Now you can glue the 1 1/4" piece back on the jig, you do not have to have the elevation between the two perfect just close as you will go back to the planer and reduce the thickness to about 5/8" once the glue is cured. 

the only thing left is to locate the jig on the door so it will register easily for depth of cut . I draw a short line at the locations of the hinge pockets (3/16" from the opposite side the hinge will be on and tack the jig down using 1 1/4" finish nails partly driven in. locate the jig from the top to the bottom, reach under the door and make pencil marks about 12" from the end of the jig flush with the door face and using a brad nail with the head cut off as a drill bit, make a hole on the outside of the line you drew on the the jig all the way through and perpendicular to the jig. 

Now clip off the pointed ends of two more nails and drive them in the holes you made. That now locates the depth pf the hinge pocket. 

IN use the jig is flushed to the top of the door and butted against the two location pins then using the 1 1/4" nails tack the jig to the door. Then set the depth of cut for the router, and cut each pocket fully. using the 1/2" router bit and the 5/8" diameter bushing. if you were accurate with all your layouts you are good to go. 

for the jambs to gain the required "nickle clearance" at the top of the jamb I keep a 3/32" shim made of wood to lower the jig the required distance. then I just nail on the jig and cut the pockets the same way. 

The real beauty of this jig is in it's versatility : It is short enough to be used in any opening for the door size it is created for; It will accurately locate the hinge pockets when the door is separate of the jamb and will cut the pockets for a left or right hand swing door by just using the opposite end of the jig as the top. 

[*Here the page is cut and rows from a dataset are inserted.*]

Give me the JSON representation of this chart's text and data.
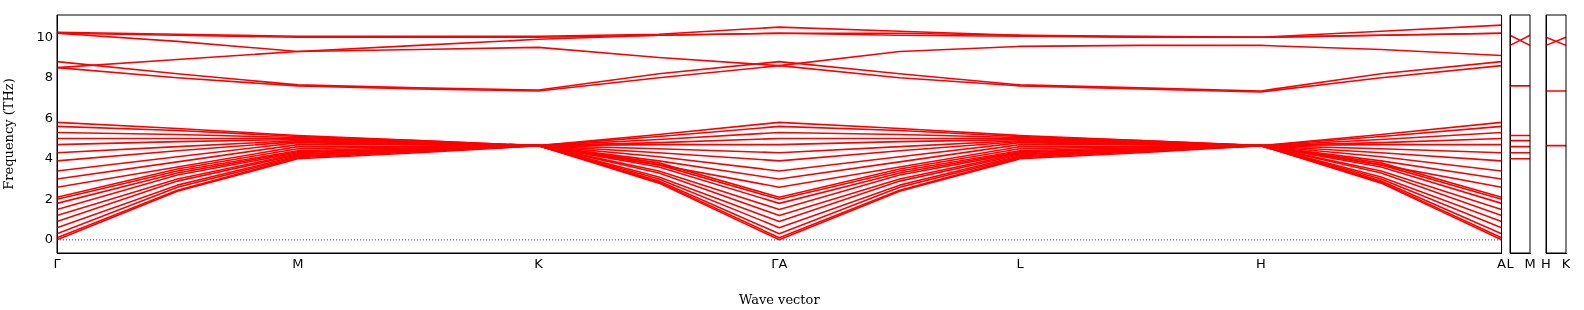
{
  "chart_data": [
    {
      "type": "line",
      "xlabel": "Wave vector",
      "ylabel": "Frequency (THz)",
      "marker": "none",
      "categories": [
        "Γ",
        null,
        "M",
        null,
        "K",
        null,
        "ΓA",
        null,
        "L",
        null,
        "H",
        null,
        "A"
      ],
      "ylim": [
        -0.65,
        11.1
      ],
      "yticks": [
        0,
        2,
        4,
        6,
        8,
        10
      ],
      "ref_lines": [
        {
          "axis": "y",
          "value": 0,
          "color": "#0000ff",
          "line_style": "dotted"
        }
      ],
      "series": [
        {
          "color": "#ff0000",
          "values": [
            0,
            2.4,
            4.0,
            4.3,
            4.65,
            2.8,
            0,
            2.4,
            4.0,
            4.3,
            4.65,
            2.8,
            0
          ]
        },
        {
          "color": "#ff0000",
          "values": [
            0.1,
            2.45,
            4.05,
            4.35,
            4.65,
            2.85,
            0.1,
            2.45,
            4.05,
            4.35,
            4.65,
            2.85,
            0.1
          ]
        },
        {
          "color": "#ff0000",
          "values": [
            0.3,
            2.6,
            4.1,
            4.4,
            4.65,
            2.9,
            0.3,
            2.6,
            4.1,
            4.4,
            4.65,
            2.9,
            0.3
          ]
        },
        {
          "color": "#ff0000",
          "values": [
            0.6,
            2.7,
            4.15,
            4.4,
            4.65,
            3.0,
            0.6,
            2.7,
            4.15,
            4.4,
            4.65,
            3.0,
            0.6
          ]
        },
        {
          "color": "#ff0000",
          "values": [
            0.9,
            2.9,
            4.2,
            4.45,
            4.65,
            3.1,
            0.9,
            2.9,
            4.2,
            4.45,
            4.65,
            3.1,
            0.9
          ]
        },
        {
          "color": "#ff0000",
          "values": [
            1.2,
            3.0,
            4.25,
            4.45,
            4.65,
            3.3,
            1.2,
            3.0,
            4.25,
            4.45,
            4.65,
            3.3,
            1.2
          ]
        },
        {
          "color": "#ff0000",
          "values": [
            1.5,
            3.2,
            4.3,
            4.5,
            4.65,
            3.4,
            1.5,
            3.2,
            4.3,
            4.5,
            4.65,
            3.4,
            1.5
          ]
        },
        {
          "color": "#ff0000",
          "values": [
            1.8,
            3.3,
            4.35,
            4.5,
            4.65,
            3.6,
            1.8,
            3.3,
            4.35,
            4.5,
            4.65,
            3.6,
            1.8
          ]
        },
        {
          "color": "#ff0000",
          "values": [
            2.0,
            3.4,
            4.4,
            4.55,
            4.65,
            3.7,
            2.0,
            3.4,
            4.4,
            4.55,
            4.65,
            3.7,
            2.0
          ]
        },
        {
          "color": "#ff0000",
          "values": [
            2.1,
            3.5,
            4.5,
            4.6,
            4.65,
            3.8,
            2.1,
            3.5,
            4.5,
            4.6,
            4.65,
            3.8,
            2.1
          ]
        },
        {
          "color": "#ff0000",
          "values": [
            2.6,
            3.6,
            4.6,
            4.6,
            4.65,
            3.7,
            2.6,
            3.6,
            4.6,
            4.6,
            4.65,
            3.7,
            2.6
          ]
        },
        {
          "color": "#ff0000",
          "values": [
            3.0,
            3.85,
            4.7,
            4.7,
            4.65,
            3.9,
            3.0,
            3.85,
            4.7,
            4.7,
            4.65,
            3.9,
            3.0
          ]
        },
        {
          "color": "#ff0000",
          "values": [
            3.4,
            4.1,
            4.8,
            4.7,
            4.65,
            4.1,
            3.4,
            4.1,
            4.8,
            4.7,
            4.65,
            4.1,
            3.4
          ]
        },
        {
          "color": "#ff0000",
          "values": [
            3.9,
            4.4,
            4.85,
            4.75,
            4.65,
            4.3,
            3.9,
            4.4,
            4.85,
            4.75,
            4.65,
            4.3,
            3.9
          ]
        },
        {
          "color": "#ff0000",
          "values": [
            4.3,
            4.6,
            4.9,
            4.8,
            4.65,
            4.5,
            4.3,
            4.6,
            4.9,
            4.8,
            4.65,
            4.5,
            4.3
          ]
        },
        {
          "color": "#ff0000",
          "values": [
            4.7,
            4.85,
            4.95,
            4.8,
            4.65,
            4.7,
            4.7,
            4.85,
            4.95,
            4.8,
            4.65,
            4.7,
            4.7
          ]
        },
        {
          "color": "#ff0000",
          "values": [
            5.0,
            5.0,
            5.0,
            4.85,
            4.65,
            4.8,
            5.0,
            5.0,
            5.0,
            4.85,
            4.65,
            4.8,
            5.0
          ]
        },
        {
          "color": "#ff0000",
          "values": [
            5.3,
            5.2,
            5.05,
            4.85,
            4.65,
            4.95,
            5.3,
            5.2,
            5.05,
            4.85,
            4.65,
            4.95,
            5.3
          ]
        },
        {
          "color": "#ff0000",
          "values": [
            5.6,
            5.4,
            5.1,
            4.9,
            4.65,
            5.1,
            5.6,
            5.4,
            5.1,
            4.9,
            4.65,
            5.1,
            5.6
          ]
        },
        {
          "color": "#ff0000",
          "values": [
            5.8,
            5.5,
            5.15,
            4.9,
            4.65,
            5.2,
            5.8,
            5.5,
            5.15,
            4.9,
            4.65,
            5.2,
            5.8
          ]
        },
        {
          "color": "#ff0000",
          "values": [
            8.8,
            8.2,
            7.65,
            7.5,
            7.4,
            8.2,
            8.8,
            8.2,
            7.65,
            7.5,
            7.35,
            8.2,
            8.8
          ]
        },
        {
          "color": "#ff0000",
          "values": [
            8.5,
            8.0,
            7.6,
            7.45,
            7.35,
            8.0,
            8.6,
            8.0,
            7.6,
            7.45,
            7.3,
            8.0,
            8.6
          ]
        },
        {
          "color": "#ff0000",
          "values": [
            10.2,
            10.1,
            10.0,
            10.0,
            10.0,
            10.1,
            10.2,
            10.1,
            10.05,
            10.0,
            10.0,
            10.1,
            10.2
          ]
        },
        {
          "color": "#ff0000",
          "values": [
            10.25,
            10.15,
            10.05,
            10.05,
            10.05,
            10.15,
            10.5,
            10.3,
            10.1,
            10.05,
            10.0,
            10.3,
            10.6
          ]
        },
        {
          "color": "#ff0000",
          "values": [
            10.2,
            9.8,
            9.3,
            9.4,
            9.5,
            9.0,
            8.6,
            9.3,
            9.55,
            9.6,
            9.6,
            9.4,
            9.1
          ]
        },
        {
          "color": "#ff0000",
          "values": [
            8.5,
            8.9,
            9.3,
            9.6,
            9.9,
            10.1,
            10.2,
            10.2,
            10.1,
            10.0,
            10.0,
            10.1,
            10.2
          ]
        }
      ]
    },
    {
      "type": "line",
      "marker": "none",
      "tick_labels": "x",
      "categories": [
        "L",
        "M"
      ],
      "ylim": [
        -0.65,
        11.1
      ],
      "series": [
        {
          "color": "#ff0000",
          "values": [
            4.0,
            4.0
          ]
        },
        {
          "color": "#ff0000",
          "values": [
            4.3,
            4.3
          ]
        },
        {
          "color": "#ff0000",
          "values": [
            4.6,
            4.6
          ]
        },
        {
          "color": "#ff0000",
          "values": [
            4.9,
            4.9
          ]
        },
        {
          "color": "#ff0000",
          "values": [
            5.15,
            5.15
          ]
        },
        {
          "color": "#ff0000",
          "values": [
            7.6,
            7.6
          ]
        },
        {
          "color": "#ff0000",
          "values": [
            9.6,
            10.1
          ]
        },
        {
          "color": "#ff0000",
          "values": [
            10.1,
            9.6
          ]
        }
      ]
    },
    {
      "type": "line",
      "marker": "none",
      "tick_labels": "x",
      "categories": [
        "H",
        "K"
      ],
      "ylim": [
        -0.65,
        11.1
      ],
      "series": [
        {
          "color": "#ff0000",
          "values": [
            4.65,
            4.65
          ]
        },
        {
          "color": "#ff0000",
          "values": [
            7.35,
            7.35
          ]
        },
        {
          "color": "#ff0000",
          "values": [
            9.6,
            10.0
          ]
        },
        {
          "color": "#ff0000",
          "values": [
            10.0,
            9.6
          ]
        }
      ]
    }
  ]
}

It also excels as in my picture when you need a layout that fits more hinges than just 3 I once built one that used 5 6x6" spring hinges on a 3" thick wine cellar door that would have confounded even me trying to figure out all the pocket locations in the existing frame that was not to be replaced. that was a single purpose jig built with slightly less effort but when the four of us hoisted that door to the hinge pockets the fit was perfect. and our back thanked us at the final setting as it was nearly a 300 # door 



Joe


----------



## Dalec (Feb 13, 2009)

Gerry,

Thanks for the link to the workshop. I am sure the video will be helpful. I seem to learn better see how things are done.

Regards,

Dalec


----------



## Dalec (Feb 13, 2009)

Joe,

Thank you for the very detailed explanation of your jig construction and use. I have about two weeks before the little project begins. With each response I receive, I become clearer on ideas that may make cutting these mortises go quicker and more accurately.

Dalec


----------